Un restaurant qui travaille les micropousses, les légumes d’un maraîcher voisin et les herbes de son propre toit raconte une histoire de proximité, de saison et de sobriété. Cette histoire ne s’arrête pas à la carte. Elle se lit dans la salle, dans les matériaux, dans la lumière et, plus qu’on ne le pense, dans les chaises. Un client qui s’assoit sur du plastique brillant dans un restaurant qui se dit engagé sent une dissonance, même sans la nommer. Voici comment accorder le mobilier au discours.

Le bois, un choix cohérent
Pour un restaurant qui met la nature au centre, le bois massif est le matériau le plus évident. Il vieillit bien, se répare, se patine et apporte cette chaleur que les cuisines végétales cherchent souvent à compenser.

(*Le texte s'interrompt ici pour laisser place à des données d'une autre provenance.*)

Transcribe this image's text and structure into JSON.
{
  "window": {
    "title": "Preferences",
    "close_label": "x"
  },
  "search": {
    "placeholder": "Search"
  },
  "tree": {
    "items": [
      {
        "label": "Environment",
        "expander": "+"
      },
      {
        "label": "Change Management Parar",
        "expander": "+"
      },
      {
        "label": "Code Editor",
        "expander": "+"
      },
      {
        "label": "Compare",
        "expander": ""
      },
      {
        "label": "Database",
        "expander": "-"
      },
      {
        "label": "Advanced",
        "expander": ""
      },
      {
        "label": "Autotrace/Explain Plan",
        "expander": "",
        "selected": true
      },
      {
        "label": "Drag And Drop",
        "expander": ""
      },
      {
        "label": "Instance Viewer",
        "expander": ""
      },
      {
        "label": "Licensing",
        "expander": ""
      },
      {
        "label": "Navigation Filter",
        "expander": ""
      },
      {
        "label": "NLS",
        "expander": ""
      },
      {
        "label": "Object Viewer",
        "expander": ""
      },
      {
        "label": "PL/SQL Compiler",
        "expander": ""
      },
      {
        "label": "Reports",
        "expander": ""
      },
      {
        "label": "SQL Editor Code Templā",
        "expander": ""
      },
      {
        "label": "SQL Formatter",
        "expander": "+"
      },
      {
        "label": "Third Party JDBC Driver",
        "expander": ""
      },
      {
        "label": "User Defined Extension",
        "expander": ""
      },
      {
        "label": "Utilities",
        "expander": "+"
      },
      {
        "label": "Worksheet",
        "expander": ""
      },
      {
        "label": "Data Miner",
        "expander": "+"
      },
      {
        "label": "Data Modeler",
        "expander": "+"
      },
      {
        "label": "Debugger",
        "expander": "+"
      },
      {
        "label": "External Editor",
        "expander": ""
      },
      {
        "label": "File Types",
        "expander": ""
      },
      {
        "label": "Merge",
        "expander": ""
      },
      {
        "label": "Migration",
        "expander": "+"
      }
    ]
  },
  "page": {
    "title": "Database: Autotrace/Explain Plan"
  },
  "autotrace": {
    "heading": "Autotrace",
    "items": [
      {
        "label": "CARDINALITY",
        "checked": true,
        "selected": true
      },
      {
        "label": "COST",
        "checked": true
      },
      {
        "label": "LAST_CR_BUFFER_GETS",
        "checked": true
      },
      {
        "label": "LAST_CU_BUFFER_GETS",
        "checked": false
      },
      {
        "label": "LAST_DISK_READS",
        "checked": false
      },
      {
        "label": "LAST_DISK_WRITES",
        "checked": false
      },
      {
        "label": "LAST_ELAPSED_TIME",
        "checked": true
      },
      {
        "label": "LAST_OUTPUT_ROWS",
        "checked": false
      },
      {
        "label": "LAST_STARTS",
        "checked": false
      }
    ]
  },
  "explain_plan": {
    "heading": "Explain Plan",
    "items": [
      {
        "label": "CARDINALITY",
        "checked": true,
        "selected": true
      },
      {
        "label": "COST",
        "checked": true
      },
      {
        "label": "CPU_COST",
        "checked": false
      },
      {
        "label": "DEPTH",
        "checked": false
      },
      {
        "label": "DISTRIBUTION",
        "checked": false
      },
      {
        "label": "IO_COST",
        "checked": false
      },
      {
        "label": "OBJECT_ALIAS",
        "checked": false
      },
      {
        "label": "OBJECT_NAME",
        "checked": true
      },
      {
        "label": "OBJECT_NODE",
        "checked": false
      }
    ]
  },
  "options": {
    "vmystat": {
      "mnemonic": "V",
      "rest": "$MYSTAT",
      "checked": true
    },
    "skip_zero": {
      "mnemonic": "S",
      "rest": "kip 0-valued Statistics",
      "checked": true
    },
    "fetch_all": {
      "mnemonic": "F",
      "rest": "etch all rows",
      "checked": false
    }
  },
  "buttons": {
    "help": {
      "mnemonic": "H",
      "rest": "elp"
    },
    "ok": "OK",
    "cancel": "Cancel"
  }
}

Le hêtre et le chêne, essences européennes, sont robustes et se prêtent aux usages intensifs. Une finition huilée ou vernie mate garde l’aspect naturel tout en protégeant contre les taches de jus de betterave ou d’huile d’olive.
Le métal n’est pas à exclure pour autant. Une structure en acier noir avec assise en bois donne un esprit atelier qui sied bien aux anciens entrepôts ou aux locaux industriels reconvertis, où s’installent souvent ces restaurants. L’important, dans le choix d’une chaise pour restaurant, est que le matériau raconte la même chose que le plat : simple, durable, honnête.
Durabilité rime avec longévité
Un restaurant engagé ne devrait pas changer de chaises tous les trois ans. La durabilité, au sens premier, passe par des assemblages solides, des pieds renforcés et un revêtement qui supporte le nettoyage quotidien. Une chaise professionnelle coûte parfois un peu plus qu’un modèle domestique, mais elle dure deux à trois fois plus longtemps. Sur dix ans, c’est à la fois plus économique et plus cohérent avec un discours anti-gaspillage.
La possibilité de réparer compte aussi. Une assise en bois se ponce, un pied se ressert, un coussin se remplace. Cela suppose des modèles bien conçus, avec des pièces accessibles, plutôt que des chaises moulées d’un seul tenant.
Confort et rythme du repas
Un menu dégustation en cinq ou six services dure facilement deux heures. La chaise doit tenir ce rythme : dossier légèrement incliné, assise assez profonde, pas d’arête qui coupe les cuisses. À l’inverse, un lieu de midi qui sert des bols et des salades en trente minutes peut se permettre des assises plus simples. Le bon niveau de confort dépend donc du concept, et il vaut mieux s’asseoir une demi-heure sur le modèle envisagé avant de commander la série.
La hauteur d’assise, elle, se règle sur les tables. Choisir chaises et tables ensemble évite le décalage de quelques centimètres qui gâche un repas.
S’équiper sans attendre
Ouvrir ou rénover un restaurant demande de tenir un calendrier serré. Pour les professionnels en France, Intermob, actif depuis plus de 19 ans dans le mobilier horeca, propose plus de 3 000 produits dont 90 % sont en stock, avec une livraison en France en 7 à 10 jours pour les produits disponibles. Cela laisse le temps de se concentrer sur l’essentiel : le fournisseur de légumes, la carte de saison et les premières pousses à récolter.
Une salle cohérente ne se remarque pas ; elle se ressent. Et c’est souvent ce ressenti, plus que la photo du plat, qui fait revenir un client.